Nul n'est prophète en son pays. Le travail de Benoît Lachambre est davantage reconnu en Europe qu'ici au Québec. Pourtant, depuis 30 ans, le chorégraphe est un précurseur, un phare et un ambassadeur de la nouvelle danse québécoise. Sa prochaine création, Prismes, avec la troupe de Montréal Danse, prend l'affiche ce soir à l'Agora.

L'air exaltant de la Cinquième de Beethoven résonne tandis que les six danseurs s'exécutent. Ils portent de longues robes colorées et des casques de construction; la musique est à la fois un complément et en opposition avec leur gestuelle. Tel un ballet revu et corrigé par un artiste visionnaire, marginal et absolument moderne.

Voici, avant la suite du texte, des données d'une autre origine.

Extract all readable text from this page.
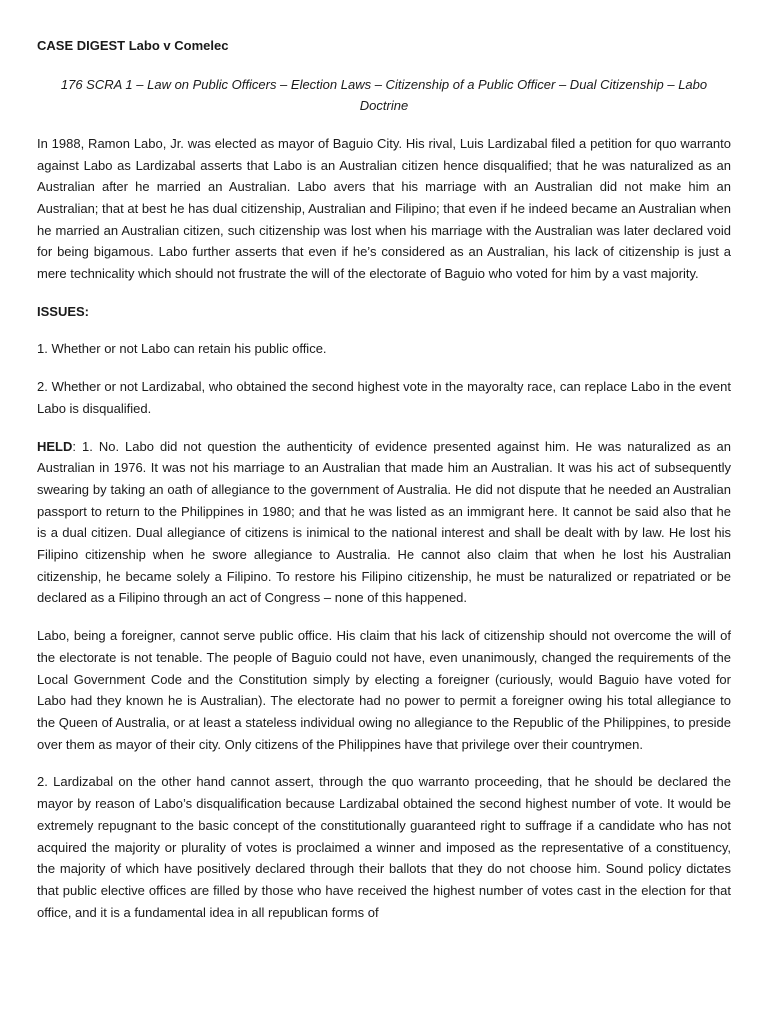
CASE DIGEST Labo v Comelec
176 SCRA 1 – Law on Public Officers – Election Laws – Citizenship of a Public Officer – Dual Citizenship – Labo Doctrine

In 1988, Ramon Labo, Jr. was elected as mayor of Baguio City. His rival, Luis Lardizabal filed a petition for quo warranto against Labo as Lardizabal asserts that Labo is an Australian citizen hence disqualified; that he was naturalized as an Australian after he married an Australian. Labo avers that his marriage with an Australian did not make him an Australian; that at best he has dual citizenship, Australian and Filipino; that even if he indeed became an Australian when he married an Australian citizen, such citizenship was lost when his marriage with the Australian was later declared void for being bigamous. Labo further asserts that even if he’s considered as an Australian, his lack of citizenship is just a mere technicality which should not frustrate the will of the electorate of Baguio who voted for him by a vast majority.

ISSUES:

1. Whether or not Labo can retain his public office.

2. Whether or not Lardizabal, who obtained the second highest vote in the mayoralty race, can replace Labo in the event Labo is disqualified.

HELD: 1. No. Labo did not question the authenticity of evidence presented against him. He was naturalized as an Australian in 1976. It was not his marriage to an Australian that made him an Australian. It was his act of subsequently swearing by taking an oath of allegiance to the government of Australia. He did not dispute that he needed an Australian passport to return to the Philippines in 1980; and that he was listed as an immigrant here. It cannot be said also that he is a dual citizen. Dual allegiance of citizens is inimical to the national interest and shall be dealt with by law. He lost his Filipino citizenship when he swore allegiance to Australia. He cannot also claim that when he lost his Australian citizenship, he became solely a Filipino. To restore his Filipino citizenship, he must be naturalized or repatriated or be declared as a Filipino through an act of Congress – none of this happened.

Labo, being a foreigner, cannot serve public office. His claim that his lack of citizenship should not overcome the will of the electorate is not tenable. The people of Baguio could not have, even unanimously, changed the requirements of the Local Government Code and the Constitution simply by electing a foreigner (curiously, would Baguio have voted for Labo had they known he is Australian). The electorate had no power to permit a foreigner owing his total allegiance to the Queen of Australia, or at least a stateless individual owing no allegiance to the Republic of the Philippines, to preside over them as mayor of their city. Only citizens of the Philippines have that privilege over their countrymen.

2. Lardizabal on the other hand cannot assert, through the quo warranto proceeding, that he should be declared the mayor by reason of Labo’s disqualification because Lardizabal obtained the second highest number of vote. It would be extremely repugnant to the basic concept of the constitutionally guaranteed right to suffrage if a candidate who has not acquired the majority or plurality of votes is proclaimed a winner and imposed as the representative of a constituency, the majority of which have positively declared through their ballots that they do not choose him. Sound policy dictates that public elective offices are filled by those who have received the highest number of votes cast in the election for that office, and it is a fundamental idea in all republican forms of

On peut voir ces images dans la vidéo promotionnelle de Prismes, nouvelle pièce de Benoît Lachambre, sur laquelle il travaille depuis trois ans... mais qui est à l'affiche quatre jours seulement. Avec Prismes, l'étonnant chorégraphe entraîne donc les six interprètes de Montréal Danse dans des jeux de perception sur la lumière, la couleur et le corps. Il collabore avec Kathy Casey à titre de conseillère artistique, avec le compositeur Laurent Maslé et la conceptrice d'éclairages Lucie Bazzo. Avec cette dernière, il a travaillé sur les couleurs et la luminosité pour démontrer, «de manière tangible, comment le corps rayonne dans l'espace».

Travail somatique

Benoît Lachambre qualifie son travail de somatique. «Avec Prismes, je me questionne sur le rayonnement du corps. Je veux rendre visible l'énergie à l'intérieur de nous, voir comment ça bouge en et autour de nous.»

«Je suis fasciné par l'énergie et les stimuli du corps, poursuit-il. Les stimuli transforment notre notion de la réalité. L'enjeu principal de mon travail chorégraphique reste le corps comme filtre de perception. Ça va très loin, la conscience du geste. On réalise que les limites de notre corps sont plus étendues qu'on le pense. C'est immense!»

Dans les années 80, Benoît Lachambre a amorcé sa carrière de danseur avec la compagnie Marie Chouinard. En 1991, il se fait happer par une voiture et doit cesser ses activités pour «rééduquer son corps» afin d'être capable de fonctionner, de recommencer à danser. Il se tourne vers la technique du releasing, qui combine kinesthésie, improvisation et méthode de Feldenkrais. Remis, il fonde sa propre compagnie en 1996 et poursuit une carrière remarquable.

Provocateur?

On l'a parfois qualifié de gourou et d'anticonformiste. Est-ce un artiste provocateur? «Je ne crée pas pour provoquer les gens... mais pour aiguiser nos sens, répond-il. Je me laisse aller vers ailleurs. Je prends des risques. Car je veux toujours m'étonner et jamais me restreindre ou me limiter à une forme, une signature.»

Dans Prismes, le chorégraphe veut libérer le corps de ses repères habituels et s'ouvrir à la danse moderne, lui qui a longtemps résisté au modernisme, privilégiant une gestuelle plus brutale, voire animale.

Mais adepte de l'esthétique queer, Lachambre remet de nouveau en question le genre féminin et masculin, et puise autant dans le classique que dans l'art populaire. Un personnage hors norme et un artiste qui mérite la reconnaissance du public d'ici.

_______________________________________________________________________________

Du 16 au 19 octobre, à l'Agora de la danse, à Montréal.